Lo que añade la 22.06
Las novedades principales:
- El ensayo de impacto oblicuo. El casco se lanza contra un yunque abrasivo con un ángulo determinado y se miden las aceleraciones de rotación transmitidas a la cabeza de ensayo. Este es el cambio estructural.
- Muchos más puntos de impacto probados, incluidas zonas antes no cubiertas, entre ellas el borde inferior de la calota.
- Varias velocidades de ensayo, una baja y otra elevada, mientras que la 22.05 trabajaba con un valor único. El casco debe rendir en un rango, no en un punto.
- Los accesorios probados en configuración real: pantalla solar interna desplegada, sistemas de comunicación, pantallas adicionales. Un casco vendido con parasol se valida con el parasol.
- Un ensayo específico para los modulares en las dos posiciones, cerrada y abierta, con un marcado que indica en qué posición o posiciones está homologado para circular.
- Un control de producción reforzado: los muestreos en serie son más frecuentes.
En la práctica, un casco 22.06 suele ser algo más pesado y algo más envolvente que su equivalente 22.05, porque absorber la rotación exige material y, a veces, una capa de deslizamiento entre la calota y el acolchado interior.

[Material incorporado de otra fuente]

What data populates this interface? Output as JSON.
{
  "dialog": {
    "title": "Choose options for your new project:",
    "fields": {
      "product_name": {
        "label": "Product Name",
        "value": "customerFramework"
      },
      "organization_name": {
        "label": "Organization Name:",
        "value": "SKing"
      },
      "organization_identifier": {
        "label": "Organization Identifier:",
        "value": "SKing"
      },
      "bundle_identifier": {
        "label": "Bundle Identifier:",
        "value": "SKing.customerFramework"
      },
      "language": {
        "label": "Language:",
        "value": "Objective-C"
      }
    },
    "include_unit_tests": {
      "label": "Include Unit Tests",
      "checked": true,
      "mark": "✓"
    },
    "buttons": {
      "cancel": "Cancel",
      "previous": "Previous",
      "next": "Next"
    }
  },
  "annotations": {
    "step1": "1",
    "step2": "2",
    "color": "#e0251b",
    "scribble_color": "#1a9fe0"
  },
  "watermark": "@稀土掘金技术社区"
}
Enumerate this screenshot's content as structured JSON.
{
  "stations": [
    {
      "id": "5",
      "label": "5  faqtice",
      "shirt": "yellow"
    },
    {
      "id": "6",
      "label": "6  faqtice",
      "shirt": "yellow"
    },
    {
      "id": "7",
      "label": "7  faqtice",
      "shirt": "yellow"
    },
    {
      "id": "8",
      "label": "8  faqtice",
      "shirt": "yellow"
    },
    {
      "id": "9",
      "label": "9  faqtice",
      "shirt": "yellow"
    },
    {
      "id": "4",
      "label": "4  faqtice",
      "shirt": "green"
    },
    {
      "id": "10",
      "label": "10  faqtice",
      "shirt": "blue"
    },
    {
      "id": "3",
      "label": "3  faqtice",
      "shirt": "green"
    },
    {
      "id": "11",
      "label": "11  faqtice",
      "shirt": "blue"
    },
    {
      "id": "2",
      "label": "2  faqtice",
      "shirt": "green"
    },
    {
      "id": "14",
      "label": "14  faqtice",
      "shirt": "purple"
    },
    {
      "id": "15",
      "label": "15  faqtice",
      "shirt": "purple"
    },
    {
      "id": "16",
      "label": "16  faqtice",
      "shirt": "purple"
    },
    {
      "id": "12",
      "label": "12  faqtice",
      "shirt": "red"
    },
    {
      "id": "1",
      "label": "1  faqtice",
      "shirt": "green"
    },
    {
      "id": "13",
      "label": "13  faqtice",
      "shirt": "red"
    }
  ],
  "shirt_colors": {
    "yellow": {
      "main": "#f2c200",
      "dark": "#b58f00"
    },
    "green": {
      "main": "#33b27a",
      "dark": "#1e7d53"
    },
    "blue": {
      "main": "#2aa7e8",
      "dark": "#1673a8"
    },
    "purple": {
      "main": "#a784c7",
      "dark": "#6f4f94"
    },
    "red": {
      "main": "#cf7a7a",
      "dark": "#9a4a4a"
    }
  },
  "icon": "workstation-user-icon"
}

Leer la etiqueta en tres segundos
La etiqueta de homologación va cosida a la correa de la barbilla. Se lee así:
- Una E dentro de un círculo seguida de una cifra: el país que ha concedido la homologación (E1 Alemania, E2 Francia, E3 Italia, E4 Países Bajos, etc.). Todas valen igual.
- Un número de homologación cuyas dos primeras cifras dan la serie: 06xxxx para la 22.06, 05xxxx para la 22.05. Es la única referencia que cuenta.
- Una letra de tipo de uso: P protección completa de la mentonera, J jet sin mentonera protectora, NP mentonera no protectora, P/J para un modular homologado en las dos posiciones.
- Un número de serie de producción.
Si el número de homologación empieza por 06, el casco cumple el referencial actual. Un casco sin etiqueta ECE legible no está homologado para circular, por buena que parezca su calidad.
¿Sirve todavía un casco 22.05?
Sí. La homologación va unida al momento de la puesta en el mercado del casco, no a su uso. Un casco comprado legalmente cuando la 22.05 estaba en vigor sigue siendo conforme y se puede llevar. Llevarlo no constituye en sí una infracción en tu país, aunque conviene comprobar qué se aplica donde circulas.
Y un detalle que conviene tener claro: ninguna inspección periódica se ocupa de tu equipación. La ITV — primera a los 4 años y después cada 2 — mira la moto, no lo que llevas en la cabeza. Nadie te va a avisar de la edad de tu casco.
Lo que sí cambia es el razonamiento de compra: a igual presupuesto, ya no hay motivo para comprar un 22.05 de liquidación. La diferencia de protección en los impactos oblicuos es justo donde se juegan los traumatismos graves.